Told you. Both festive And functional.

Lucy:

Functional? How?

Harris:

They’re warm. And they make a statement.

Lucy:

The statement being “I’m ridiculous”

Harris:

No, the statement being “I know how to rock Christmas spirit year-round” so get on my level.

Lucy:

I take it that’s your favorite holiday?

Harris:

Yeah, hands down.

Lucy:

What do you like about it?

Harris:

Uh, Everything! Lights, trees, lights, being home, seeing my family. I have twin sisters and between them have seven nieces and nephews. It’s fuckin awesome. You?

Lucy:

Well, I’m an only child, so no nieces and nephews, though I do love the holiday. Ice skating on the lake, bonfires on the lake, tree lighting ceremony . . . My parents leave the day after Christmas for a cruise. It sucks being alone but I’ve gotten used to it.

Harris:

I’ve done cruises over the holidays. Not Christmas, but New Year’s. Total blast.

Lucy:

Yeah, my parents love it.

Harris:

But not you?

Lucy:

No, no, I do. I’d rather be home, though, where it’s cold and snowy. I love sitting on the couch and watching cheesy movies. But that’s me every night of the year, ha ha.

Harris:

This cabin I’m in has an old VCR. I’ll probably put a tape in tomorrow night. You’re welcome to join me.

Lucy:

What would the dress code for this be?

Harris:

Clothes optional.

Harris:

Kidding! Pajamas, obviously . . .

Lucy:

Would you be feeding me?

Harris:

I’d be nibbling on your toes. Does that count?

Lucy:

No!

Harris:

Darn. I was excited for a second . . .

Lucy:

Fine. What time?

Harris:

Are you serious?

Lucy:

Don’t make me change my mind.

Harris:

No, no! I’m pleasantly surprised.

Lucy:

I figured someone has to see these pajamas in person. Plus, I need to make sure you’re not lying about the VCR.

Harris:

Oh, it’s very real.

Lucy:

Be advised: If I see one spider, I’m leaving.

Harris:

Noted. I’ll make it spider-free. Anything else I should prepare?

Lucy:

Popcorn. Pizza. Hot chocolate.

Harris:

Anything for my first official pajama party guest.

Lucy:

This is a party now?

Harris:

You can wear a bag if you want to.

Chapter 8

Harris

I spend the day nervously planning for my date with Lucy.

Planning.

Working out.

The day starts with me bailing on yoga. No way am I going to keep my cool twisted into baby poses with my mind spinning about Lucy coming over tonight.

So I plan some more.

By planning, I mean I race around the small town for hot chocolate and popcorn like a chicken with my head cut off. And even though I’ve only been here a few days, I clean the cabin to ensure there are no spiders in sight.

Yeah.

Productive stuff, I know.

Then, as if I’m not already losing my damn mind, I decide to join the team for one of those bonding activities in the lodge. You know, the kind where someone says, “This will bring us closer together,” but really it highlights how much we all secretly want to strangle each other.

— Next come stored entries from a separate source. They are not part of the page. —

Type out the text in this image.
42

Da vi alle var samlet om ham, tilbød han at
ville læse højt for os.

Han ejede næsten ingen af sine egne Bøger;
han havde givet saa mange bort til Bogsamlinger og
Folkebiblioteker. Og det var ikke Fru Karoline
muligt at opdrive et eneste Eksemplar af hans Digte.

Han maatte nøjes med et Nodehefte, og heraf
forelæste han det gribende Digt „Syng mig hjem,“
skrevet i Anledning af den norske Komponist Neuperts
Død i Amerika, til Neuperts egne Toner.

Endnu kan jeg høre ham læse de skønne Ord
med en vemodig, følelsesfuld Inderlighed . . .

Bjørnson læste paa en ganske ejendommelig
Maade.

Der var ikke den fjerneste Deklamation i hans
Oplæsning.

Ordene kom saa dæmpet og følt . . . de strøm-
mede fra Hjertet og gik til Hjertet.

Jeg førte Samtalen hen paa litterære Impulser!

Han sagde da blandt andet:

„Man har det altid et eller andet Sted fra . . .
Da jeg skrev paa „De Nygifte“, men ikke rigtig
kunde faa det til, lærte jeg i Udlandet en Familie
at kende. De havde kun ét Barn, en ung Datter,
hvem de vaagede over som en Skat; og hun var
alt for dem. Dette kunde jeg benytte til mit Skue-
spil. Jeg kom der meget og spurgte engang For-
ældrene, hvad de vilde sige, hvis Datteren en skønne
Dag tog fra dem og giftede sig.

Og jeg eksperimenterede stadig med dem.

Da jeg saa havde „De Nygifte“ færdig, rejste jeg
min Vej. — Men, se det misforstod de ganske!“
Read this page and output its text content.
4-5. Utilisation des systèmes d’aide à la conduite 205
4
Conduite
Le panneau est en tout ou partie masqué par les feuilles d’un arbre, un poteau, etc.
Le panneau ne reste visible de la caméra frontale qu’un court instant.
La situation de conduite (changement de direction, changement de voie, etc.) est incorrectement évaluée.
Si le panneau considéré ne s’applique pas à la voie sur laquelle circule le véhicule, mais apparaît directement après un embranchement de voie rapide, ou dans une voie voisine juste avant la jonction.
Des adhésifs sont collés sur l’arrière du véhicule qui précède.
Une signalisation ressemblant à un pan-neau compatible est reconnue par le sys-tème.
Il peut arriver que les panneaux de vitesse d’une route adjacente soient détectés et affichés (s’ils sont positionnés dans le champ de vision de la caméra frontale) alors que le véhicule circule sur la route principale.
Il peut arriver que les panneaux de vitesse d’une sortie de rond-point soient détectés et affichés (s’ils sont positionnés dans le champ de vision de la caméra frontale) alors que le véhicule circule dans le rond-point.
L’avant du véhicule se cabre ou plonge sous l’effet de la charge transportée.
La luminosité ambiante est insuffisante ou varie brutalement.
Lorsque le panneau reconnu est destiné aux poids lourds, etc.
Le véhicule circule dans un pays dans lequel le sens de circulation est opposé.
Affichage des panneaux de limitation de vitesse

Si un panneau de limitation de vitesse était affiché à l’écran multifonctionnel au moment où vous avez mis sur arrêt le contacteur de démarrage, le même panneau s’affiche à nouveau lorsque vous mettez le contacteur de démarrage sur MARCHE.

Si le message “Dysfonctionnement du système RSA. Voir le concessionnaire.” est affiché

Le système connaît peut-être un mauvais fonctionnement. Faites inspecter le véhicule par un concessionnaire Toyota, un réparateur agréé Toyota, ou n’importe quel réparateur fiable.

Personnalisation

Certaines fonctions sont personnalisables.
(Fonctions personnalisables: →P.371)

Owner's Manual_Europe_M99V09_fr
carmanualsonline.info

Today’s activity? Would You Rather.

“Would you rather share a hotel room with Coach for an entire season or have him move into your house for a month?”

That gets everyone groaning.

“Do we actually have to talk to him in either scenario?” Elijah asks. “’Cause if so, I’m picking hotel room. At least I can leave during the day and I’m not a prisoner in my own damn house.”

“You think you’d survive him snoring all night?” a lineman named Smith shoots back. “I’ve heard he sounds like a chain saw.”